Старик выудил простенький телефончик, обмотанный для прочности синенькой изолентой. Сощурился, тыкая в кнопки.
– Ванюша? Узнал? Живу, чего мне. Новость у меня, Иван. Внучка нашлась. Пять лет искал, а вот отыскалась. Это история длинная. Такое дело, паспорта у нее так и нету. Метрики там разные. Не до того ей. Сам понимаешь. Выбери время, заскочи к старику. Я бумажки отдам, выправи, чего надо. А я уж… Все, молчу, молчу, знаю, и так выручишь. Когда? Ну, этак через пару неделек нормально будет.
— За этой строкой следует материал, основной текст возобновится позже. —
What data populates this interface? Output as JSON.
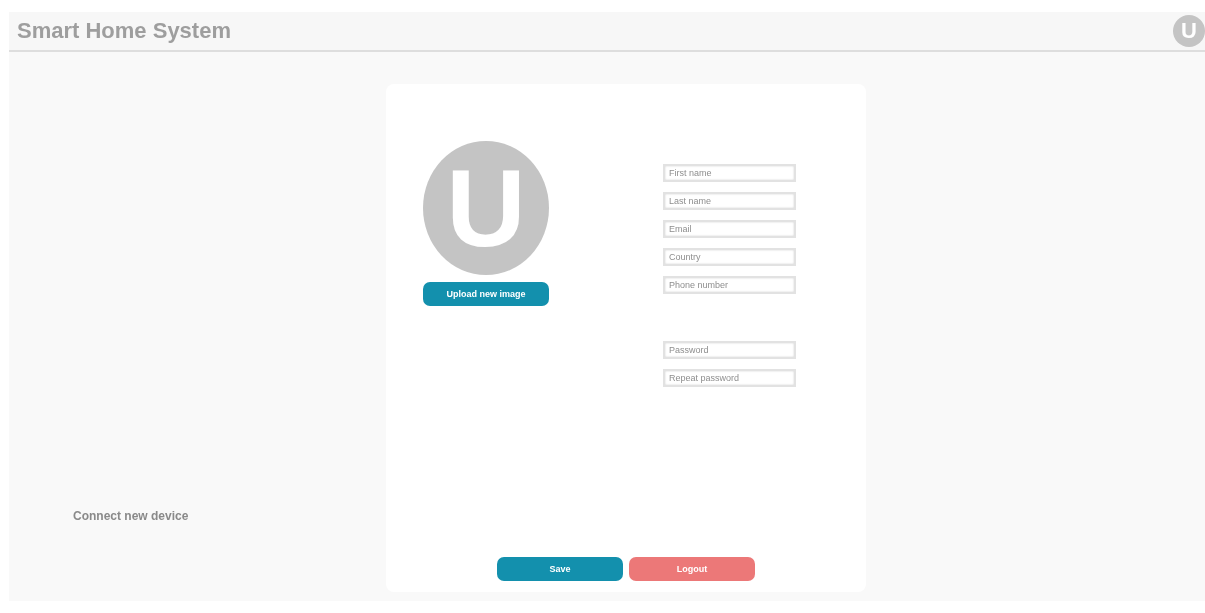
{
  "header": {
    "title": "Smart Home System",
    "avatar_letter": "U"
  },
  "sidebar": {
    "link": "Connect new device"
  },
  "profile": {
    "avatar_letter": "U",
    "upload_button": "Upload new image",
    "fields": [
      {
        "placeholder": "First name"
      },
      {
        "placeholder": "Last name"
      },
      {
        "placeholder": "Email"
      },
      {
        "placeholder": "Country"
      },
      {
        "placeholder": "Phone number"
      }
    ],
    "password_fields": [
      {
        "placeholder": "Password"
      },
      {
        "placeholder": "Repeat password"
      }
    ],
    "buttons": [
      {
        "label": "Save",
        "kind": "primary"
      },
      {
        "label": "Logout",
        "kind": "danger"
      }
    ]
  }
}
– Не обидел? – глянул старик на Олю. – Тебе сейчас документ нужен, а пока сама сделаешь. О-го-го, намучаешься, ты же не местная? Пока внучкой моей будешь числиться, а переделать не трудно.
– Михал Степаныч, да зачем вам проблемы эти? – попыталась отговориться смущенная девчонка.
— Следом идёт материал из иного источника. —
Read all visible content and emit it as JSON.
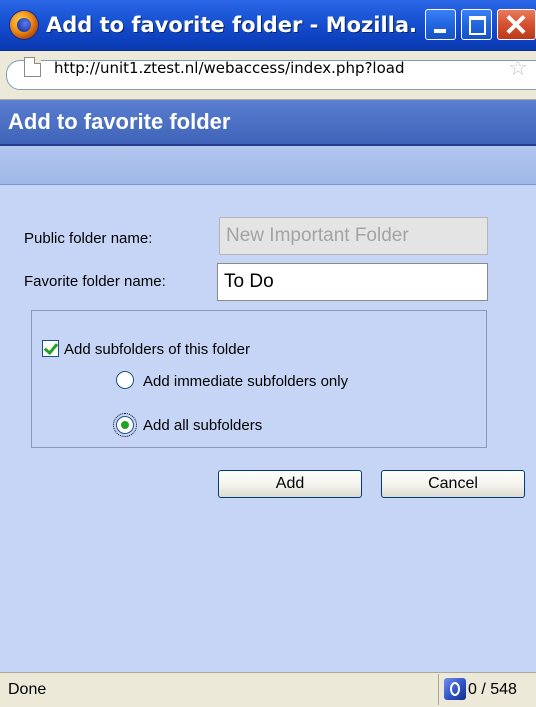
{
  "window": {
    "title": "Add to favorite folder - Mozilla...",
    "title_bar_color": "#1a55d6"
  },
  "address_bar": {
    "url": "http://unit1.ztest.nl/webaccess/index.php?load"
  },
  "dialog": {
    "title": "Add to favorite folder",
    "public_folder_label": "Public folder name:",
    "public_folder_value": "New Important Folder",
    "favorite_folder_label": "Favorite folder name:",
    "favorite_folder_value": "To Do",
    "add_subfolders_label": "Add subfolders of this folder",
    "add_subfolders_checked": true,
    "radio_immediate_label": "Add immediate subfolders only",
    "radio_all_label": "Add all subfolders",
    "radio_selected": "all",
    "add_button": "Add",
    "cancel_button": "Cancel",
    "background_color": "#c6d5f6"
  },
  "status_bar": {
    "status": "Done",
    "count": "0 / 548"
  },
  "icons": [
    "firefox-icon",
    "minimize-icon",
    "maximize-icon",
    "close-icon",
    "page-icon",
    "bookmark-star-icon",
    "status-counter-icon"
  ]
}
Старик предостерегающе поднял палец. Он успел набрать другой номер и ждал ответа.
– Семен Игнатьевич, – другим, совсем не старческим, голосом обратился дед к абоненту.
– Михаил Степанович это. Как дела? Нормально? …Да тоже ничего. Ладно, знаю, ты человек занятой, сразу к делу. У тебя «лицевик» в госпитале кто лучший? Ага. Нужно мне тут личико подправить. Ну, ты скажешь… Стар я для этого. Девочке одной. В беду попала, а хирург напортил.
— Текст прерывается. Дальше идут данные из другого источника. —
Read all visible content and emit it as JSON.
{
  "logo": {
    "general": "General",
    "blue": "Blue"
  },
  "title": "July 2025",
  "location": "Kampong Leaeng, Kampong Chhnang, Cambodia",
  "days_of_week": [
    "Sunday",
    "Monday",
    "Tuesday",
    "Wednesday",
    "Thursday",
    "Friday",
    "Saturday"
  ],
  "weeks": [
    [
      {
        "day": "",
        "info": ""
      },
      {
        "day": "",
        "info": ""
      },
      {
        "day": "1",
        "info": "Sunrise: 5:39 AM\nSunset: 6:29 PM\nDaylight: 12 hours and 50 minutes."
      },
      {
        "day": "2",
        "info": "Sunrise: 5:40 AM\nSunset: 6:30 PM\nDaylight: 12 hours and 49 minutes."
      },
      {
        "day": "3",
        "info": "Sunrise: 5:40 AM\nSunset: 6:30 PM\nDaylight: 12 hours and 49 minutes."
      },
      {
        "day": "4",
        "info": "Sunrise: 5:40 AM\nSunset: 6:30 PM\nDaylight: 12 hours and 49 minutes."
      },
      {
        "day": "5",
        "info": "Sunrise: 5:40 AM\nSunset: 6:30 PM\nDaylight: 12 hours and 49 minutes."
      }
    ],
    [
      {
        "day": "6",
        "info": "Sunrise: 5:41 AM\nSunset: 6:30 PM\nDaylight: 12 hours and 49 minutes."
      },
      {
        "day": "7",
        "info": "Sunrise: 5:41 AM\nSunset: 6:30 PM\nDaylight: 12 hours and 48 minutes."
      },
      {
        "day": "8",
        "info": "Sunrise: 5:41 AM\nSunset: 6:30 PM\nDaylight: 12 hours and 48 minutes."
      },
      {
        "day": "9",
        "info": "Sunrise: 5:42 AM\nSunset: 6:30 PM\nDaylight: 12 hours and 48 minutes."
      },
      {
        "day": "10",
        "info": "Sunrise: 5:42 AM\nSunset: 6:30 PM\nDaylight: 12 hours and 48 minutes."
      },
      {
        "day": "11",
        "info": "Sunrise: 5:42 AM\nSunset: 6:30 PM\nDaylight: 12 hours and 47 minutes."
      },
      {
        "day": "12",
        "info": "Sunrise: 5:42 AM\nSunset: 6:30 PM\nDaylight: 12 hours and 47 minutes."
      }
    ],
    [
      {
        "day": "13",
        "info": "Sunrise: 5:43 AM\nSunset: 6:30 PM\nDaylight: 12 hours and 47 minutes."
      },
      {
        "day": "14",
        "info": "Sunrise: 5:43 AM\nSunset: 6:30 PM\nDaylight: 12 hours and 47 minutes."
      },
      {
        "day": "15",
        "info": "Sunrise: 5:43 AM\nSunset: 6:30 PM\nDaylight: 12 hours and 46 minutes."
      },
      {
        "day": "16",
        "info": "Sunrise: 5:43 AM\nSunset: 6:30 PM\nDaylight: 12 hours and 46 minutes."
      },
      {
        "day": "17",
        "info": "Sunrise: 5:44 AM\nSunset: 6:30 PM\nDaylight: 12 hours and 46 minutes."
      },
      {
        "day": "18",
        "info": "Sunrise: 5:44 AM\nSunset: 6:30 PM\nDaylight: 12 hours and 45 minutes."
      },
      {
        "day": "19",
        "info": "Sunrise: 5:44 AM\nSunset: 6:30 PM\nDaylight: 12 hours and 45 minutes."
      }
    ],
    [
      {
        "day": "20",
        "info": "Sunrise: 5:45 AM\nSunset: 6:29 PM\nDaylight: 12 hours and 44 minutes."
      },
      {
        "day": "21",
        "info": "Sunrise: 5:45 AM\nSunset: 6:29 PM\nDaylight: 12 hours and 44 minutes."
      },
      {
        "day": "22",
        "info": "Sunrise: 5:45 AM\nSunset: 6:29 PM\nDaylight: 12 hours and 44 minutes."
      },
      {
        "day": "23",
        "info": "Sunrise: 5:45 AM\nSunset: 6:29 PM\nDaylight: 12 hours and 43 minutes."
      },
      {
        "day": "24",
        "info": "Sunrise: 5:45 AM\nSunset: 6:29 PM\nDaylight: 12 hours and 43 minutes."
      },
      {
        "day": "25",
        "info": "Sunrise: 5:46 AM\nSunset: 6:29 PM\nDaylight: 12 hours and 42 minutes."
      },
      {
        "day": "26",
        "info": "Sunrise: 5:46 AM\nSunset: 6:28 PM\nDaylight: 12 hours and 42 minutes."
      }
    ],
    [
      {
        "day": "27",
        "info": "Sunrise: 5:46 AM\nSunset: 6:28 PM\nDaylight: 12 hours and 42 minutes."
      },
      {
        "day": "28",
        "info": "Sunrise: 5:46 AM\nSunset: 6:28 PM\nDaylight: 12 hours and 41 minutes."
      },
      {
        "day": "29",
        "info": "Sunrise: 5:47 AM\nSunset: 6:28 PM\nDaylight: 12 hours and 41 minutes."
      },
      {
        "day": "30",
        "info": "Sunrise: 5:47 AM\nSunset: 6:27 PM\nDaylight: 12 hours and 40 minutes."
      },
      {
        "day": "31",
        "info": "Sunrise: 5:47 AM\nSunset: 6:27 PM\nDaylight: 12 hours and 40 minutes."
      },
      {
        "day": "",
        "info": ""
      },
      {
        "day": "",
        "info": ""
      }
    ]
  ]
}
– Кто делал? – переспросил старик. – Да ладно. С ним я сам, потом. Сейчас главное – исправить.
Выслушал рокочущий в трубке, голос: – В госпиталь? Хорошо. Значит, завтра с утречка и подъедем. – Все, до связи, – коротко простился он.
Вот и вторая проблема, считай, решилась.
– Вы о чем? – она уже догадалась, что старик вел речь об операции, но не могла связать дорогостоящую процедуру с мимоходной легкостью разговора. Возникло вдруг странное, двойственное чувство. С одной стороны, испытала благодарность к нежданному помощнику, а с другой, укололо понимание – бесплатных пирожных не бывает. А чем она может отплатить?
– Завтра, с утра, едем в гарнизонный госпиталь. Есть там один майор. Фамилия – Степанов. Из Москвы к нему приезжают. Мастер от бога, – дед прервался. – Ты и не рада, вроде?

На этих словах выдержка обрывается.